Aim: Synthesise the evidence on the effectiveness of primary care-based interventions for secondary prevention of opioid dependence in CNCP patients on pharmaceutical opioids.
Design & setting: Systematic review of randomised controlled trials (RCTs) and comparative non-randomised studies of interventions from high-income countries.
Method: We searched five databases for studies on non-tapering secondary prevention interventions such as tools for predicting dependence, screening tools for early recognition of dependence, prescribing/medication monitoring, and specialist support. We examined multiple outcomes, including reduction in opioid dosage. Primary analyses were restricted to RCTs with data synthesised using an effect direction plot. Risk of bias was assessed using the Cochrane risk of bias (RoB2) tool.
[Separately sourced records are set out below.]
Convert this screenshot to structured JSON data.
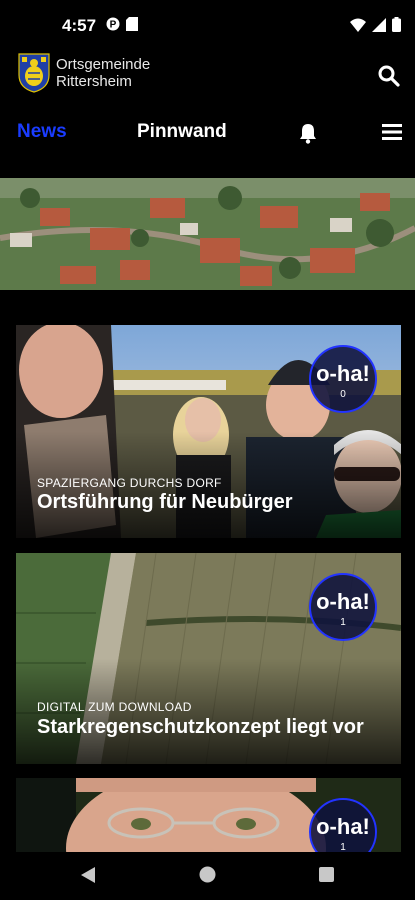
{
  "status": {
    "time": "4:57"
  },
  "brand": {
    "line1": "Ortsgemeinde",
    "line2": "Rittersheim"
  },
  "tabs": {
    "news": "News",
    "pinnwand": "Pinnwand"
  },
  "cards": [
    {
      "kicker": "SPAZIERGANG DURCHS DORF",
      "title": "Ortsführung für Neubürger",
      "badge": "o-ha!",
      "count": "0"
    },
    {
      "kicker": "DIGITAL ZUM DOWNLOAD",
      "title": "Starkregenschutzkonzept liegt vor",
      "badge": "o-ha!",
      "count": "1"
    },
    {
      "kicker": "",
      "title": "",
      "badge": "o-ha!",
      "count": "1"
    }
  ],
  "colors": {
    "accent": "#1a3cff",
    "background": "#000000"
  }
}
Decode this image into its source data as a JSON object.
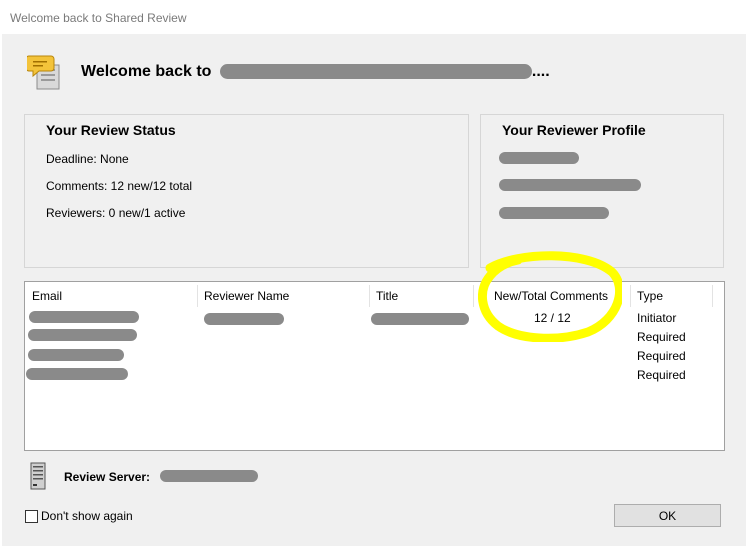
{
  "window": {
    "title": "Welcome back to Shared Review"
  },
  "header": {
    "welcome_text": "Welcome back to",
    "ellipsis": "...."
  },
  "status_panel": {
    "title": "Your Review Status",
    "deadline": "Deadline: None",
    "comments": "Comments: 12 new/12 total",
    "reviewers": "Reviewers: 0 new/1 active"
  },
  "profile_panel": {
    "title": "Your Reviewer Profile"
  },
  "table": {
    "columns": [
      "Email",
      "Reviewer Name",
      "Title",
      "New/Total Comments",
      "Type"
    ],
    "rows": [
      {
        "comments": "12 / 12",
        "type": "Initiator"
      },
      {
        "comments": "",
        "type": "Required"
      },
      {
        "comments": "",
        "type": "Required"
      },
      {
        "comments": "",
        "type": "Required"
      }
    ]
  },
  "server": {
    "label": "Review Server:"
  },
  "footer": {
    "dont_show_label": "Don't show again",
    "ok_label": "OK"
  },
  "colors": {
    "highlight": "#ffff00",
    "redaction": "#8a8a8a"
  }
}
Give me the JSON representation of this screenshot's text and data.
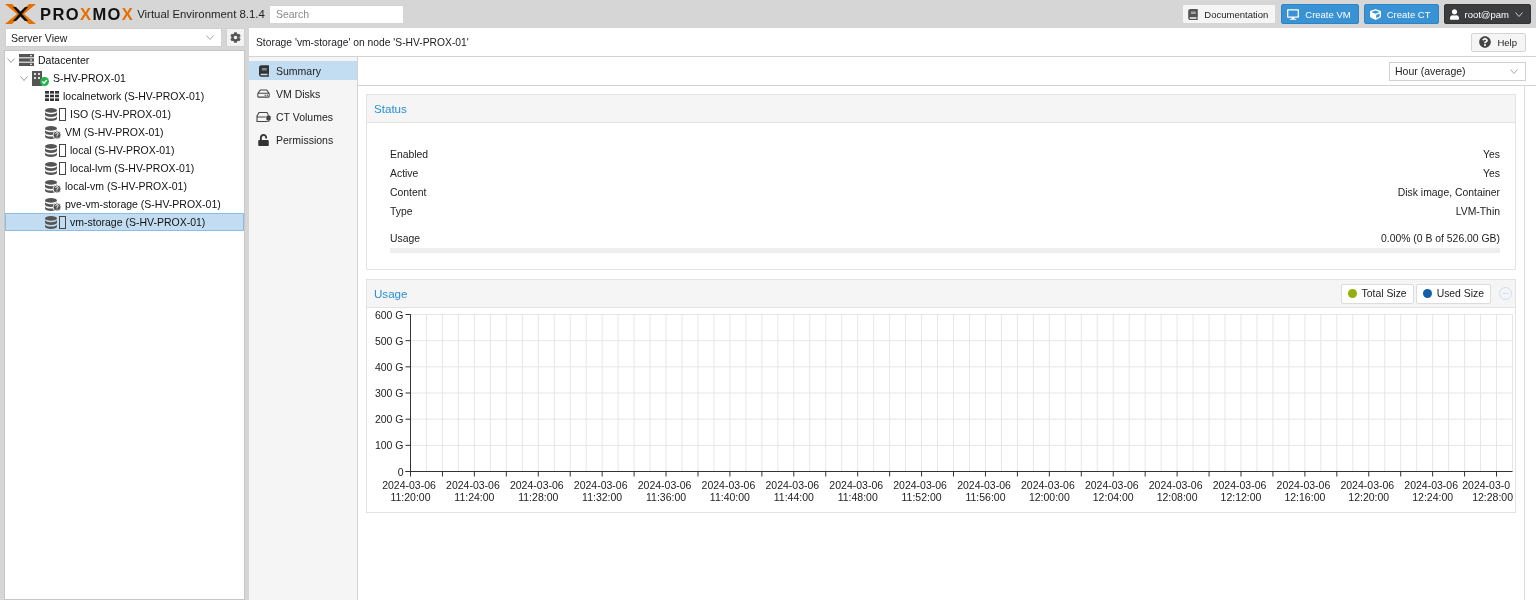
{
  "header": {
    "logo": [
      {
        "text": "PRO",
        "accent": false
      },
      {
        "text": "X",
        "accent": true
      },
      {
        "text": "MO",
        "accent": false
      },
      {
        "text": "X",
        "accent": true
      }
    ],
    "product": "Virtual Environment 8.1.4",
    "search": {
      "placeholder": "Search"
    },
    "documentation_button": "Documentation",
    "create_vm_button": "Create VM",
    "create_ct_button": "Create CT",
    "user_menu": "root@pam"
  },
  "sidebar": {
    "view_selector": {
      "value": "Server View"
    },
    "tree": [
      {
        "label": "Datacenter",
        "kind": "datacenter",
        "expanded": true,
        "selected": false,
        "children": [
          {
            "label": "S-HV-PROX-01",
            "kind": "node",
            "online": true,
            "expanded": true,
            "selected": false,
            "children": [
              {
                "label": "localnetwork (S-HV-PROX-01)",
                "kind": "network",
                "selected": false
              },
              {
                "label": "ISO (S-HV-PROX-01)",
                "kind": "storage",
                "unknown": false,
                "selected": false
              },
              {
                "label": "VM (S-HV-PROX-01)",
                "kind": "storage",
                "unknown": true,
                "selected": false
              },
              {
                "label": "local (S-HV-PROX-01)",
                "kind": "storage",
                "unknown": false,
                "selected": false
              },
              {
                "label": "local-lvm (S-HV-PROX-01)",
                "kind": "storage",
                "unknown": false,
                "selected": false
              },
              {
                "label": "local-vm (S-HV-PROX-01)",
                "kind": "storage",
                "unknown": true,
                "selected": false
              },
              {
                "label": "pve-vm-storage (S-HV-PROX-01)",
                "kind": "storage",
                "unknown": true,
                "selected": false
              },
              {
                "label": "vm-storage (S-HV-PROX-01)",
                "kind": "storage",
                "unknown": false,
                "selected": true
              }
            ]
          }
        ]
      }
    ]
  },
  "content": {
    "title": "Storage 'vm-storage' on node 'S-HV-PROX-01'",
    "help_button": "Help",
    "nav": [
      {
        "label": "Summary",
        "selected": true
      },
      {
        "label": "VM Disks",
        "selected": false
      },
      {
        "label": "CT Volumes",
        "selected": false
      },
      {
        "label": "Permissions",
        "selected": false
      }
    ],
    "timeframe": {
      "value": "Hour (average)"
    },
    "status_panel": {
      "title": "Status",
      "rows": [
        {
          "label": "Enabled",
          "value": "Yes"
        },
        {
          "label": "Active",
          "value": "Yes"
        },
        {
          "label": "Content",
          "value": "Disk image, Container"
        },
        {
          "label": "Type",
          "value": "LVM-Thin"
        }
      ],
      "usage": {
        "label": "Usage",
        "value": "0.00% (0 B of 526.00 GB)"
      }
    },
    "usage_panel": {
      "title": "Usage",
      "chart_data": {
        "type": "line",
        "grid": true,
        "categories": [
          "2024-03-06 11:20:00",
          "2024-03-06 11:24:00",
          "2024-03-06 11:28:00",
          "2024-03-06 11:32:00",
          "2024-03-06 11:36:00",
          "2024-03-06 11:40:00",
          "2024-03-06 11:44:00",
          "2024-03-06 11:48:00",
          "2024-03-06 11:52:00",
          "2024-03-06 11:56:00",
          "2024-03-06 12:00:00",
          "2024-03-06 12:04:00",
          "2024-03-06 12:08:00",
          "2024-03-06 12:12:00",
          "2024-03-06 12:16:00",
          "2024-03-06 12:20:00",
          "2024-03-06 12:24:00",
          "2024-03-0 12:28:00"
        ],
        "series": [
          {
            "name": "Total Size",
            "color": "#94ae0a",
            "values": [
              null,
              null,
              null,
              null,
              null,
              null,
              null,
              null,
              null,
              null,
              null,
              null,
              null,
              null,
              null,
              null,
              null,
              null
            ]
          },
          {
            "name": "Used Size",
            "color": "#115fa6",
            "values": [
              null,
              null,
              null,
              null,
              null,
              null,
              null,
              null,
              null,
              null,
              null,
              null,
              null,
              null,
              null,
              null,
              null,
              null
            ]
          }
        ],
        "ylim": [
          0,
          600
        ],
        "yticks": [
          {
            "value": 0,
            "label": "0"
          },
          {
            "value": 100,
            "label": "100 G"
          },
          {
            "value": 200,
            "label": "200 G"
          },
          {
            "value": 300,
            "label": "300 G"
          },
          {
            "value": 400,
            "label": "400 G"
          },
          {
            "value": 500,
            "label": "500 G"
          },
          {
            "value": 600,
            "label": "600 G"
          }
        ]
      }
    }
  }
}
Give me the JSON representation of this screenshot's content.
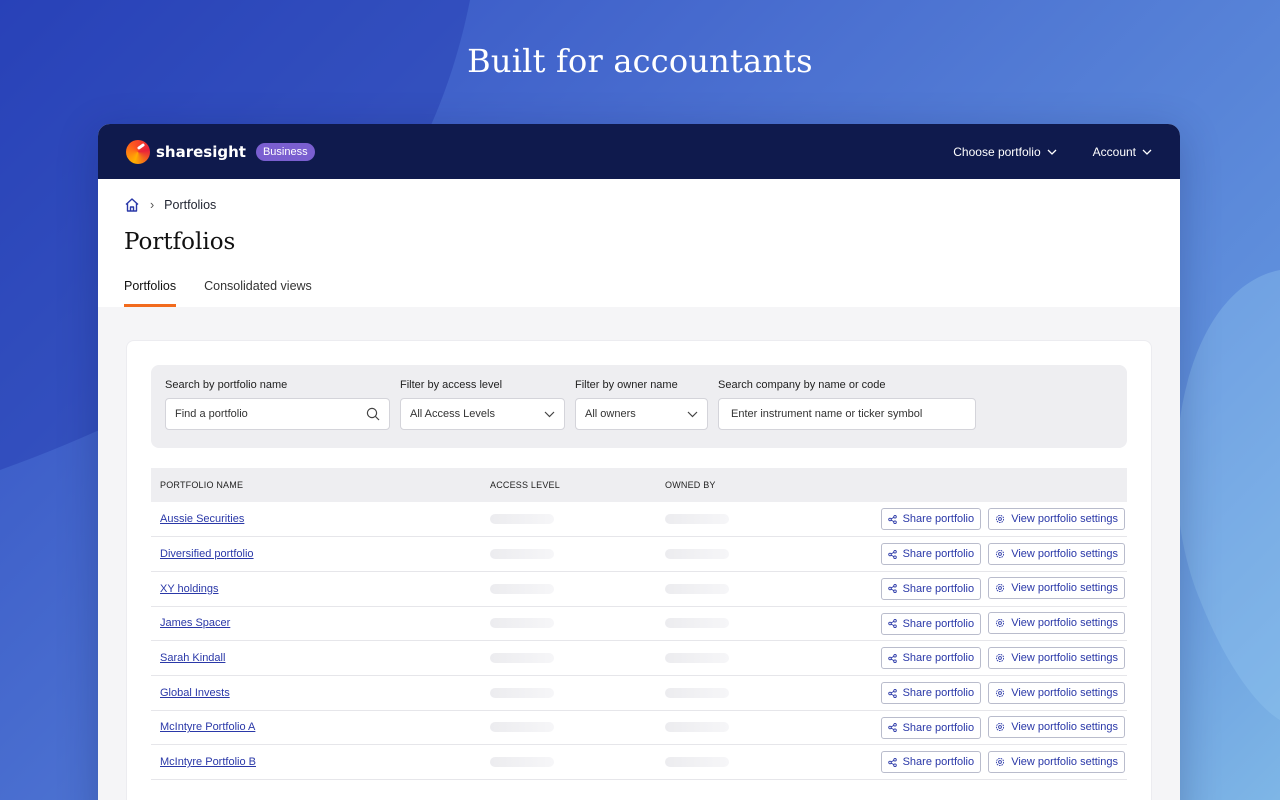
{
  "hero": {
    "title": "Built for accountants"
  },
  "topnav": {
    "brand": "sharesight",
    "badge": "Business",
    "choose_portfolio": "Choose portfolio",
    "account": "Account"
  },
  "breadcrumb": {
    "current": "Portfolios"
  },
  "page": {
    "title": "Portfolios"
  },
  "tabs": [
    {
      "label": "Portfolios",
      "active": true
    },
    {
      "label": "Consolidated views",
      "active": false
    }
  ],
  "filters": {
    "search_name": {
      "label": "Search by portfolio name",
      "placeholder": "Find a portfolio"
    },
    "access_level": {
      "label": "Filter by access level",
      "value": "All Access Levels"
    },
    "owner": {
      "label": "Filter by owner name",
      "value": "All owners"
    },
    "company": {
      "label": "Search company by name or code",
      "placeholder": "Enter instrument name or ticker symbol"
    }
  },
  "table": {
    "headers": {
      "name": "PORTFOLIO NAME",
      "access": "ACCESS LEVEL",
      "owner": "OWNED BY"
    },
    "share_label": "Share portfolio",
    "settings_label": "View portfolio settings",
    "rows": [
      {
        "name": "Aussie Securities"
      },
      {
        "name": "Diversified portfolio"
      },
      {
        "name": "XY holdings"
      },
      {
        "name": "James Spacer"
      },
      {
        "name": "Sarah Kindall"
      },
      {
        "name": "Global Invests"
      },
      {
        "name": "McIntyre Portfolio A"
      },
      {
        "name": "McIntyre Portfolio B"
      }
    ]
  },
  "colors": {
    "nav_bg": "#0f1a4d",
    "accent_tab": "#f26b1d",
    "link": "#2a38a8",
    "badge": "#7a5fd0"
  }
}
Results: Of 7,102 identified reports, 18 studies were eligible (8 RCTs). Most used multiple interventions/components. Of the seven RCTs at low risk of bias or 'some concerns', five showed a positive intervention effect on at least one relevant outcome, four of which included a nurse care manager and/or other specialist support. The remaining two RCTs showed no positive effect of automated symptom monitoring and optimised analgesic management by a nurse care manager/physician pain specialist team, or of a mobile opioid management app.
Conclusion: We identify a clear need for further adequately powered high quality studies. The conclusions that can be drawn on intervention effectiveness are limited by the sparsity and inconsistency of available data.